Karagöz okumamış halkı; Hacivat ise aydın ya da yarı aydın kimseleri temsil eder. Oyunda konuya göre türlü meslekler, kültürümüzdeki farklı yöre ve uluslardan kişiler, kendi şiveleriyle taklit edilir.
İslâm dünyasında 11. yüzyılda sözü edilmeye başlanan bu oyuna hayal-i zili (gölge hayali) adı verilmiştir. Karagöz oyunu, özellikle 17. yüzyıldan sonra oldukça yaygınlaşmıştır. 19. yüzyılda Karagöz, kısaca, hayal oyunu diye anılmış, bu oyunu oynatan sanatçılara da hayalî (hayalci, Karagözcü) denmiştir.
Karagöz oyunu, halk kültürünün ortak ürünüdür.

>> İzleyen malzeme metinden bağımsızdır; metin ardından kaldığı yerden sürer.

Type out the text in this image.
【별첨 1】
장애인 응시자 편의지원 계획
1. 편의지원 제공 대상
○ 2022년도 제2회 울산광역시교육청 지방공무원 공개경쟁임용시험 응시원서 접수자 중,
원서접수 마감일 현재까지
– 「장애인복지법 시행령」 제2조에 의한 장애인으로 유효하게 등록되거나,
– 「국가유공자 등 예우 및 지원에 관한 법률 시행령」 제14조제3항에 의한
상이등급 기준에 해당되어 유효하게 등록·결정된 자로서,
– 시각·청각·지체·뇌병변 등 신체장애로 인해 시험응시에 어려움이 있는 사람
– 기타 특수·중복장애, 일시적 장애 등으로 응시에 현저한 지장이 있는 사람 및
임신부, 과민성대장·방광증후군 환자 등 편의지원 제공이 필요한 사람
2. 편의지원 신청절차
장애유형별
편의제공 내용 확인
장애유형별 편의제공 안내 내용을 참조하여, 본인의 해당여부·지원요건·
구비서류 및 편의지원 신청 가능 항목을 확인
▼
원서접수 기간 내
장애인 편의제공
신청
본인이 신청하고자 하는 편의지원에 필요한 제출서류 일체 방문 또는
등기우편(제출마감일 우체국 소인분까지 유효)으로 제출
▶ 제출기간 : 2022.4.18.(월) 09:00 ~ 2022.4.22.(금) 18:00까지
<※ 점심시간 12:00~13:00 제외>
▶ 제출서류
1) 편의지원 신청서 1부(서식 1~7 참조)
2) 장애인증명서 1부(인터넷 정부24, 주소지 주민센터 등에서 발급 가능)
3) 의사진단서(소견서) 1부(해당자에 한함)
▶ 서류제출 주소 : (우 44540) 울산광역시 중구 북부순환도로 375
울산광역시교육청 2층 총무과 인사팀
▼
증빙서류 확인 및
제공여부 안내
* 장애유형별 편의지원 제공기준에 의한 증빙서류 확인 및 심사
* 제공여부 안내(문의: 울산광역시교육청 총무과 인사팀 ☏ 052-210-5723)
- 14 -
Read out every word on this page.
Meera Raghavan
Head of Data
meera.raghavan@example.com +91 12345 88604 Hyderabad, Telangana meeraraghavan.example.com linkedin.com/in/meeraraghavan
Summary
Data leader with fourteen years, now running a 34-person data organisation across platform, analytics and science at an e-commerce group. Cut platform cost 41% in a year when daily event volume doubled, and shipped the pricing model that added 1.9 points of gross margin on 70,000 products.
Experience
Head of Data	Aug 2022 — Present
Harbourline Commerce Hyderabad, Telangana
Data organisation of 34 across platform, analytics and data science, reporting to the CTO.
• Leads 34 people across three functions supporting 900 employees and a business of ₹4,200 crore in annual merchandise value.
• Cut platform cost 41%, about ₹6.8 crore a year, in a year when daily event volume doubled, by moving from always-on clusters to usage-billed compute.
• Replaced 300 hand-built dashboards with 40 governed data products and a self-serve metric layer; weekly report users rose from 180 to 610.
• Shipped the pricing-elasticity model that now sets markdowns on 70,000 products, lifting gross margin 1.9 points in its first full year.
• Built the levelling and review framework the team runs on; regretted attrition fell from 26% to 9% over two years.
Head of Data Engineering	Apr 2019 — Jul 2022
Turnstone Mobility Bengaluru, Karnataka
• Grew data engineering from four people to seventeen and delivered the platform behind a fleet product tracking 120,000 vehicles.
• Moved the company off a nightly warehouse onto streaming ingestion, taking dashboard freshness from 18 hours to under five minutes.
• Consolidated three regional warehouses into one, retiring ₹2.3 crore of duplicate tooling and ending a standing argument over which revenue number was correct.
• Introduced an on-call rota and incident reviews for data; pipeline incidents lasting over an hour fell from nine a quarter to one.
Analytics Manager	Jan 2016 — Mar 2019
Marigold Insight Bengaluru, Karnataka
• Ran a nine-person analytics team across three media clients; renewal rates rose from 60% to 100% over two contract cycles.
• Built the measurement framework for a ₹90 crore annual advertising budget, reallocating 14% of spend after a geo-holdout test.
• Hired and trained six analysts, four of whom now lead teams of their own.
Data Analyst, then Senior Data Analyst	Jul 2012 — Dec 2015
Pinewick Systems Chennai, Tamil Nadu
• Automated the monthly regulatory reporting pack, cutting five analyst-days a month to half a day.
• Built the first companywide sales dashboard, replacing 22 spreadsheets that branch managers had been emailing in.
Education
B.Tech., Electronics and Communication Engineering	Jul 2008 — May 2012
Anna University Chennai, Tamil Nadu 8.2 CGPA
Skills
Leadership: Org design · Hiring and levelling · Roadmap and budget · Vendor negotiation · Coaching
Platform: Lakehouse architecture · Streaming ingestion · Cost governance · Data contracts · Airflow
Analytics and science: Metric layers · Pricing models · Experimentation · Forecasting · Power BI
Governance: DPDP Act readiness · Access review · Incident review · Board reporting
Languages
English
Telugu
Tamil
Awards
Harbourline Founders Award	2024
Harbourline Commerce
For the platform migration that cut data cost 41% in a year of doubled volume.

Bu oyunlarda işlenen konuları kimin düzenlediği belli değildir. Karagöz, tuluata dayandığı için oyunun sözlerini, her sanatçı, oyun sırasında kendine göre düzenler. Karagöz oyunları 19. yüzyılda yazıya geçirilmeye başlanmıştır.
Her ne kadar Karagöz ve Hacivat renkli kültürümüzün bir parçası olarak kabul edilse de günümüzde gerekli değeri görmemektedir. Bize düşen ulusal miraslarımıza ve değerlerimize sahip çıkarak onları sonsuza kadar yaşatmaktır.